I’m told most people don’t want to get up at 4:00 in the morning to go on a literal wild goose chase.  Huh.  Who knew?  Naturally, I wasn’t informed of this until I had done just that.  You see, yesterday’s work itinerary focused on banding the Canadian geese that nest in southeast Nebraska at this time of year.  But friends, let me tell you something: wild geese don’t like to be herded.  Or picked up, or examined to see if it’s a boy goose or a girl goose.  They don’t mind the actual banding because, you know what?  At that point they’re fast asleep.  That’s right, a goose’s Achilles Heel is found in the simple fact that if their head is placed under their wing, they’re out like a light.  Getting them to that position is another story, but certainly not impossible.  Just ask the 200 or so geese we handled yesterday.

So how exactly does one band a goose?  First, they must be herded from wherever they were previously located into a fabric mesh pen.  As long as the geese don’t remember they can fly, this is no problem.  Goose banding happens in my area in late June to early July because the goslings are too little to know they can fly and the adult geese are growing new flight feathers for their long trip south.  They’re virtually grounded at this point unless they feel extremely threatened, making the herding a fairly simple task.  Once the geese are safely inside the portable pen, we get to work.  From there on, the job is fairly simple: pick up a goose, (hopefully) get it to fall asleep, determine the age and sex, and put a numbered metal band around one leg.  At that point they’re free to go, but you have to remember to wake the goose up before placing it back outside the pen or it becomes completely helpless.  No problem, right?

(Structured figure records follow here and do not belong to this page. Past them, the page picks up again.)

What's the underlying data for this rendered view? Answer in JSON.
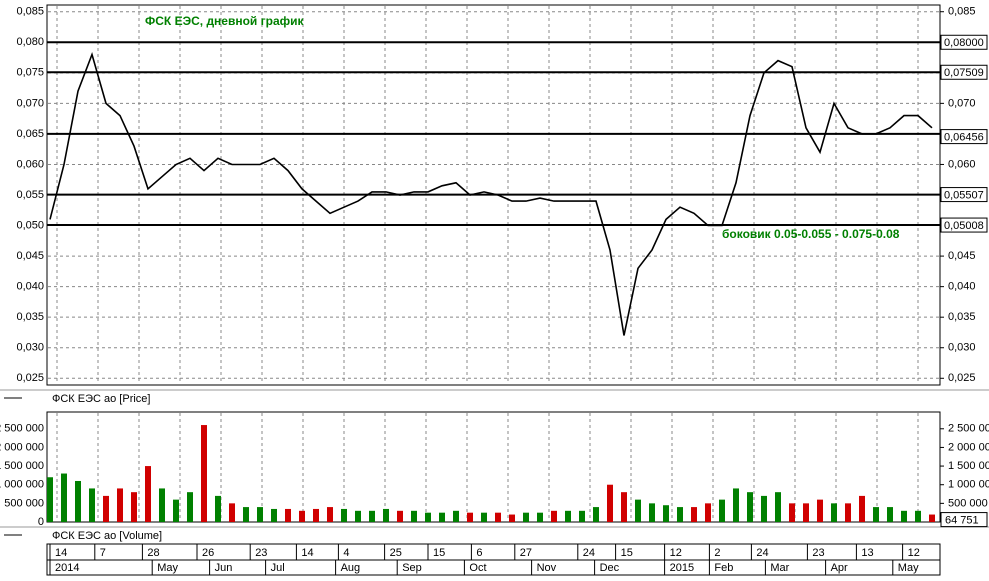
{
  "chart_data": [
    {
      "type": "line",
      "title": "ФСК ЕЭС, дневной график",
      "annotation": "боковик 0.05-0.055 - 0.075-0.08",
      "legend": "ФСК ЕЭС ао [Price]",
      "color": "#000000",
      "annotation_color": "#008000",
      "values": [
        0.051,
        0.06,
        0.072,
        0.078,
        0.07,
        0.068,
        0.063,
        0.056,
        0.058,
        0.06,
        0.061,
        0.059,
        0.061,
        0.06,
        0.06,
        0.06,
        0.061,
        0.059,
        0.056,
        0.054,
        0.052,
        0.053,
        0.054,
        0.0555,
        0.0555,
        0.055,
        0.0555,
        0.0555,
        0.0565,
        0.057,
        0.055,
        0.0555,
        0.055,
        0.054,
        0.054,
        0.0545,
        0.054,
        0.054,
        0.054,
        0.054,
        0.046,
        0.032,
        0.043,
        0.046,
        0.051,
        0.053,
        0.052,
        0.05,
        0.05,
        0.057,
        0.068,
        0.075,
        0.077,
        0.076,
        0.066,
        0.062,
        0.07,
        0.066,
        0.065,
        0.065,
        0.066,
        0.068,
        0.068,
        0.066
      ],
      "ylim": [
        0.0239,
        0.0861
      ],
      "yticks": [
        {
          "value": 0.085,
          "label": "0,085"
        },
        {
          "value": 0.08,
          "label": "0,080"
        },
        {
          "value": 0.075,
          "label": "0,075"
        },
        {
          "value": 0.07,
          "label": "0,070"
        },
        {
          "value": 0.065,
          "label": "0,065"
        },
        {
          "value": 0.06,
          "label": "0,060"
        },
        {
          "value": 0.055,
          "label": "0,055"
        },
        {
          "value": 0.05,
          "label": "0,050"
        },
        {
          "value": 0.045,
          "label": "0,045"
        },
        {
          "value": 0.04,
          "label": "0,040"
        },
        {
          "value": 0.035,
          "label": "0,035"
        },
        {
          "value": 0.03,
          "label": "0,030"
        },
        {
          "value": 0.025,
          "label": "0,025"
        }
      ],
      "levels": [
        {
          "value": 0.08,
          "label": "0,08000"
        },
        {
          "value": 0.07509,
          "label": "0,07509"
        },
        0.065,
        {
          "value": 0.05507,
          "label": "0,05507"
        },
        {
          "value": 0.05008,
          "label": "0,05008"
        }
      ],
      "last_price": {
        "value": 0.06456,
        "label": "0,06456"
      },
      "grid": true
    },
    {
      "type": "bar",
      "legend": "ФСК ЕЭС ао [Volume]",
      "up_color": "#008000",
      "down_color": "#d00000",
      "values": [
        1200000,
        1300000,
        1100000,
        900000,
        700000,
        900000,
        800000,
        1500000,
        900000,
        600000,
        800000,
        2600000,
        700000,
        500000,
        400000,
        400000,
        350000,
        350000,
        300000,
        350000,
        400000,
        350000,
        300000,
        300000,
        350000,
        300000,
        300000,
        250000,
        250000,
        300000,
        250000,
        250000,
        250000,
        200000,
        250000,
        250000,
        300000,
        300000,
        300000,
        400000,
        1000000,
        800000,
        600000,
        500000,
        450000,
        400000,
        400000,
        500000,
        600000,
        900000,
        800000,
        700000,
        800000,
        500000,
        500000,
        600000,
        500000,
        500000,
        700000,
        400000,
        400000,
        300000,
        300000,
        200000
      ],
      "last_volume": {
        "value": 64751,
        "label": "64 751"
      },
      "ylim": [
        0,
        2950000
      ],
      "yticks": [
        0,
        {
          "value": 500000,
          "label": "500 000"
        },
        {
          "value": 1000000,
          "label": "1 000 000"
        },
        {
          "value": 1500000,
          "label": "1 500 000"
        },
        {
          "value": 2000000,
          "label": "2 000 000"
        },
        {
          "value": 2500000,
          "label": "2 500 000"
        }
      ],
      "xticks": [
        {
          "value": 0,
          "label": "14"
        },
        {
          "value": 3.2,
          "label": "7"
        },
        {
          "value": 6.6,
          "label": "28"
        },
        {
          "value": 10.5,
          "label": "26"
        },
        {
          "value": 14.3,
          "label": "23"
        },
        {
          "value": 17.6,
          "label": "14"
        },
        {
          "value": 20.6,
          "label": "4"
        },
        {
          "value": 23.9,
          "label": "25"
        },
        {
          "value": 27,
          "label": "15"
        },
        {
          "value": 30.1,
          "label": "6"
        },
        {
          "value": 33.2,
          "label": "27"
        },
        {
          "value": 37.7,
          "label": "24"
        },
        {
          "value": 40.4,
          "label": "15"
        },
        {
          "value": 43.9,
          "label": "12"
        },
        {
          "value": 47.1,
          "label": "2"
        },
        {
          "value": 50.1,
          "label": "24"
        },
        {
          "value": 54.1,
          "label": "23"
        },
        {
          "value": 57.6,
          "label": "13"
        },
        {
          "value": 60.9,
          "label": "12"
        }
      ],
      "xticks_period": [
        {
          "value": 0,
          "label": "2014"
        },
        {
          "value": 7.3,
          "label": "May"
        },
        {
          "value": 11.4,
          "label": "Jun"
        },
        {
          "value": 15.4,
          "label": "Jul"
        },
        {
          "value": 20.4,
          "label": "Aug"
        },
        {
          "value": 24.8,
          "label": "Sep"
        },
        {
          "value": 29.6,
          "label": "Oct"
        },
        {
          "value": 34.4,
          "label": "Nov"
        },
        {
          "value": 38.9,
          "label": "Dec"
        },
        {
          "value": 43.9,
          "label": "2015"
        },
        {
          "value": 47.1,
          "label": "Feb"
        },
        {
          "value": 51.1,
          "label": "Mar"
        },
        {
          "value": 55.4,
          "label": "Apr"
        },
        {
          "value": 60.2,
          "label": "May"
        }
      ]
    }
  ]
}
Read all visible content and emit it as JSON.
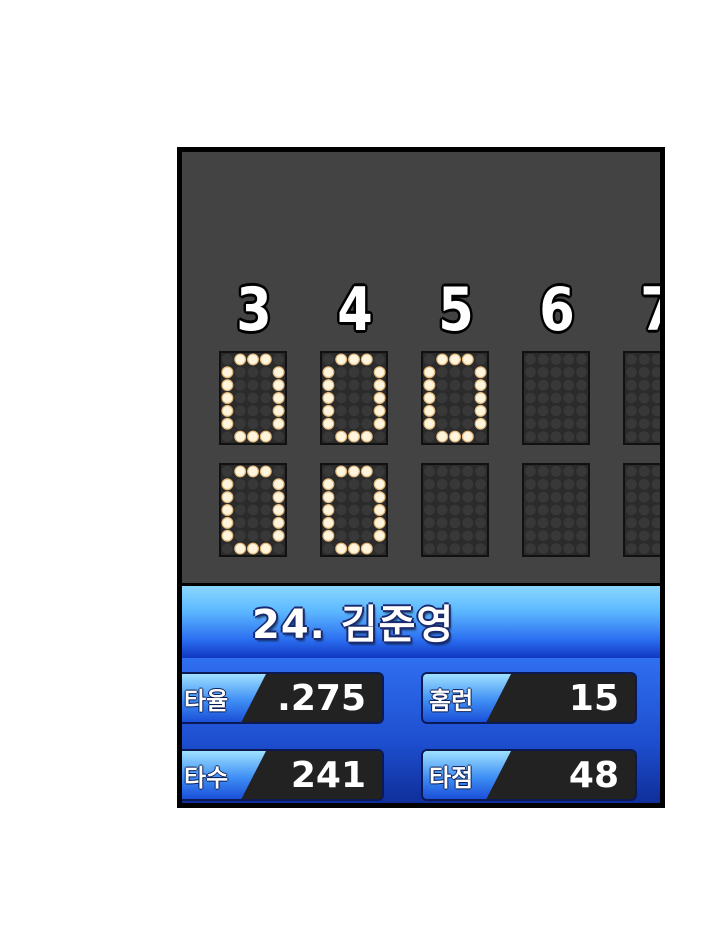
{
  "scoreboard": {
    "innings": [
      "3",
      "4",
      "5",
      "6",
      "7"
    ],
    "top_row": [
      "0",
      "0",
      "0",
      "",
      ""
    ],
    "bottom_row": [
      "0",
      "0",
      "",
      "",
      ""
    ],
    "colors": {
      "board": "#434343",
      "lamp_on": "#fff4dc",
      "lamp_off": "#383838"
    }
  },
  "player": {
    "name": "24. 김준영"
  },
  "stats": [
    {
      "label": "타율",
      "value": ".275"
    },
    {
      "label": "홈런",
      "value": "15"
    },
    {
      "label": "타수",
      "value": "241"
    },
    {
      "label": "타점",
      "value": "48"
    }
  ]
}
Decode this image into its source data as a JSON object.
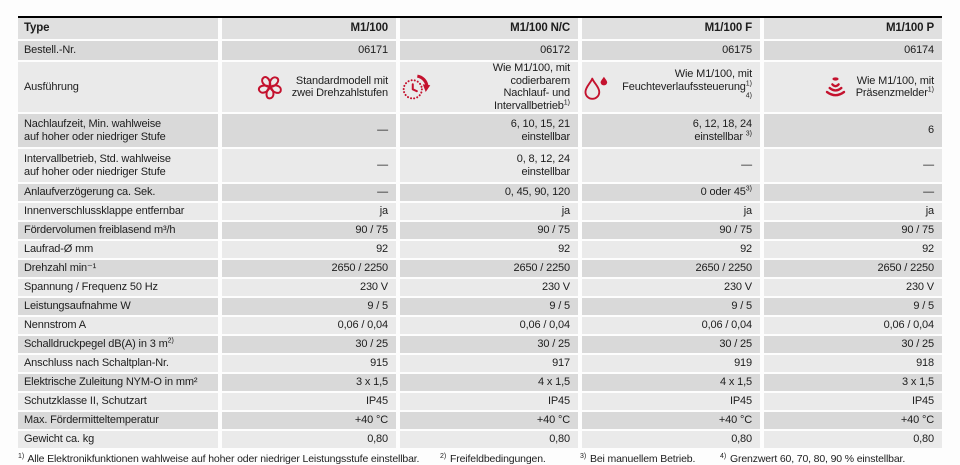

It really was a fun experience, and one that I’m looking forward to helping with again next year.  Here are some goose banding tidbits that I learned throughout the day.

  • Goslings are often referred to as ‘little fuzzies’ because they still have their down feathers which make them literally small and fuzzy.  Have you ever heard a group of twenty grown male biologists discuss at length where the little fuzzies ran off to?  Or why there seem to be fewer little fuzzies than in previous years?  Let me tell you, I could hardly take that conversation seriously.
  • Geese are stronger than I anticipated.  They will kick, bite, claw, and beat their wings at you if they really aren’t in the mood to be picked up. It took me a few solid hours to be able to pick one up on my own.  The instructions were to grab their neck and force their head under their wing until they stop moving.  That sounded pretty violent to me.  I was more comfortable letting someone else catch them until I discovered that by grabbing their wing joints in one hand and their neck (gently) in the other, you can get the same result without the apparent violence.  I was assured that the geese felt no pain from either method of retrieval, so no worries my friend!
  • This sort of field work in my area seems to be exclusively run by men.  There was about twenty of us working yesterday, and I was the only girl.  Infer from that what you will.

Fun goose facts!  They mate for life and imprint on their nesting site.  Each spring they fly from Mexico to Canada and each fall the fly from Canada to Mexico, but along the way the stop at the exact same pond with the exact same partner to raise little goslings.  How cute is that?